Baker had been volunteering in the DR for a few years before establishing the co-op. “I love the people, I love the music, I love the island,” she says. So she borrowed space and donated several sewing machines. The co-op currently employs six local women.
Baker admits she was somewhat embarrassed at first to tell the Dominican women what they were making. “We just kept saying ‘pet clothes,’” she recalls. Chickens are everywhere in the DR, Baker says, but the idea of outfitting them would strike many locals as, well, crazy. “I mean, the kids don’t have diapers,” Baker says. “They’re gonna put diapers on their chickens?”
Baker laughs it off. “I’m a graduate of Hampshire College,” she says. “So I come from a long history of pie-in-the-sky ideas.”
This one seems to be working so far.
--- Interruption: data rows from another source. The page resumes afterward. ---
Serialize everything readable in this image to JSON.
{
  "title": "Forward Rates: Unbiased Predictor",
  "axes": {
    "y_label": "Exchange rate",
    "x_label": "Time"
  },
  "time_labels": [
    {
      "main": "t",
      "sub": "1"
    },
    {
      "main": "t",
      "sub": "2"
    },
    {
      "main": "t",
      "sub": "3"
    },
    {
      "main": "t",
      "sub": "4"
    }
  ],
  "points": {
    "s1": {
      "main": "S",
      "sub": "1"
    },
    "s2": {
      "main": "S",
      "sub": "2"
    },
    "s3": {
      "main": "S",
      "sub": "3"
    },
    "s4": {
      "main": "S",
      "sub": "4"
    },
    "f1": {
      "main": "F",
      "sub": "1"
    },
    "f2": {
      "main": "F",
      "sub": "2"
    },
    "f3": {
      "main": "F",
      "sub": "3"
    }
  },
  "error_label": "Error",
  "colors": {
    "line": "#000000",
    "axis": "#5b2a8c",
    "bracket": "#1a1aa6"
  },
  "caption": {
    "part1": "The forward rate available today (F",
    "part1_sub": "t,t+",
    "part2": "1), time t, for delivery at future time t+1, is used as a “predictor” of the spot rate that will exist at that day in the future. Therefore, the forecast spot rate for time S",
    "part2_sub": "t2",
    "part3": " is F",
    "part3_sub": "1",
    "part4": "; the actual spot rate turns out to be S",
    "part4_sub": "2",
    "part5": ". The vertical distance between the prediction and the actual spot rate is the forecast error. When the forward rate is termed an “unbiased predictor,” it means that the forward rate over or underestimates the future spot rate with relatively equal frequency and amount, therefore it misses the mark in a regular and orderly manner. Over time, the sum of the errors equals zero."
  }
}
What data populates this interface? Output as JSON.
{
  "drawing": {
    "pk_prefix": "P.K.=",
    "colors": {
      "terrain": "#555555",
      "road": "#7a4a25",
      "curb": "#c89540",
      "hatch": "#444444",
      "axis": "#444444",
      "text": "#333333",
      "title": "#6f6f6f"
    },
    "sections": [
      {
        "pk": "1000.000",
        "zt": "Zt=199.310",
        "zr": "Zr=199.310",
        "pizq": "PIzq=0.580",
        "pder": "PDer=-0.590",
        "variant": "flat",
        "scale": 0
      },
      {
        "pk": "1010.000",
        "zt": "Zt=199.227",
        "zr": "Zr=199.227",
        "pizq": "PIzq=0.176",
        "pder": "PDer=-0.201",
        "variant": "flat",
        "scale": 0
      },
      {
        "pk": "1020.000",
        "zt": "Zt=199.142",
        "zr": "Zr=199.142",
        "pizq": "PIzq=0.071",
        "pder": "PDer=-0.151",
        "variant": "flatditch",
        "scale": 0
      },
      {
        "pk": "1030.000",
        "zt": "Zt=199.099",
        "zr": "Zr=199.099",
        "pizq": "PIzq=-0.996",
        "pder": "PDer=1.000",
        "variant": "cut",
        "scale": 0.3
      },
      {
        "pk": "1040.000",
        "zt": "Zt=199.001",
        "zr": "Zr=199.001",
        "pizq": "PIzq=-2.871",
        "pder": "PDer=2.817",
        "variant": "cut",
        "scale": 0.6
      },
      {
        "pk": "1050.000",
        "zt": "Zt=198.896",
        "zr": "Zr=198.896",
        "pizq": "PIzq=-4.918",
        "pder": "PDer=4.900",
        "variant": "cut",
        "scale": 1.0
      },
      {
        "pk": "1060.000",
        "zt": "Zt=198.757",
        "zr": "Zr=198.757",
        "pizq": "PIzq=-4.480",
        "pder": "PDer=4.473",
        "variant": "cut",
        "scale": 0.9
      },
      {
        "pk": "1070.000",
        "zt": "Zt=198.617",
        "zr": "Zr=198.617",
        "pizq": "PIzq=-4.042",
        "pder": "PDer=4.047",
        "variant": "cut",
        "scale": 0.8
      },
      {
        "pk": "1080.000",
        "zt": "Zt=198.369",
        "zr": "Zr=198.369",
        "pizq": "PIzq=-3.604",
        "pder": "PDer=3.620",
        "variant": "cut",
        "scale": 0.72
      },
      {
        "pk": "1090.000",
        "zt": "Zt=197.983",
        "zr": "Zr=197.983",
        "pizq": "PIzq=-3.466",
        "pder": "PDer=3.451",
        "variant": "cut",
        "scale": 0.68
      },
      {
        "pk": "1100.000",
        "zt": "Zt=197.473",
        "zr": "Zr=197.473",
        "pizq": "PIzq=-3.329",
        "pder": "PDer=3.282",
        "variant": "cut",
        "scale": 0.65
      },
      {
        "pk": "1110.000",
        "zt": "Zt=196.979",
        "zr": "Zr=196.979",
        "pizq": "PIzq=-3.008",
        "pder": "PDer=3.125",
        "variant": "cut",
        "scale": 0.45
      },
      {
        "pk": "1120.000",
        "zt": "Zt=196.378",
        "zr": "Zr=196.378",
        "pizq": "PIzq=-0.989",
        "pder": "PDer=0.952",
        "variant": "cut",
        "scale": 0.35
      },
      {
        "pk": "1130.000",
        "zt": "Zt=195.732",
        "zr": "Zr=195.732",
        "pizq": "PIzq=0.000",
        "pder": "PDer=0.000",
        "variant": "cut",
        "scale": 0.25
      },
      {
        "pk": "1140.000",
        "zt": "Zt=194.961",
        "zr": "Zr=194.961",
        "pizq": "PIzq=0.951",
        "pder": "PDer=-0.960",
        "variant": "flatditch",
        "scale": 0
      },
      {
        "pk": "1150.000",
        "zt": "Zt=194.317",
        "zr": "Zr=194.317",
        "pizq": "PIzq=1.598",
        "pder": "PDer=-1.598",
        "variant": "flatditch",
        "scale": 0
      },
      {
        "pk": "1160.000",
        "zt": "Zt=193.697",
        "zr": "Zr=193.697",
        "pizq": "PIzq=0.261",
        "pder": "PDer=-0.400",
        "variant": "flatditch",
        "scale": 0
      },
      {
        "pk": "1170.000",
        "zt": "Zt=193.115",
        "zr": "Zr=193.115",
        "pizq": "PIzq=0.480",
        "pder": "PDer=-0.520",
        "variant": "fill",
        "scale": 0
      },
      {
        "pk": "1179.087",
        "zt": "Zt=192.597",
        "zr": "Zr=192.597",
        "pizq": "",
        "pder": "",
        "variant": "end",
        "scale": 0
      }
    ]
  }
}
Baker says she’s not surprised that so many people have responded well to her chicken diapers. “You do get really attached to your chickens,” she says. “They all have different personalities. Your inclination is to pamper them.”
As for Maxine, the Ohio hen now sporting Baker’s stylish diapers, she likes to chill on the couch, take baths, eat cheese snacks and hang in her crate, according to Moutoux. Recently Maxine has taken to a chick-shaped dog toy. In the evenings, Moutoux brings her outside to “socialize” with the other hens, and then back inside for bed.
“She could die at any time,” Moutoux says. “In the meantime, we want to spoil her.”
The original version of this article incorrectly identified the website My Pet Chicken as a source of mass-produced chicken diapers.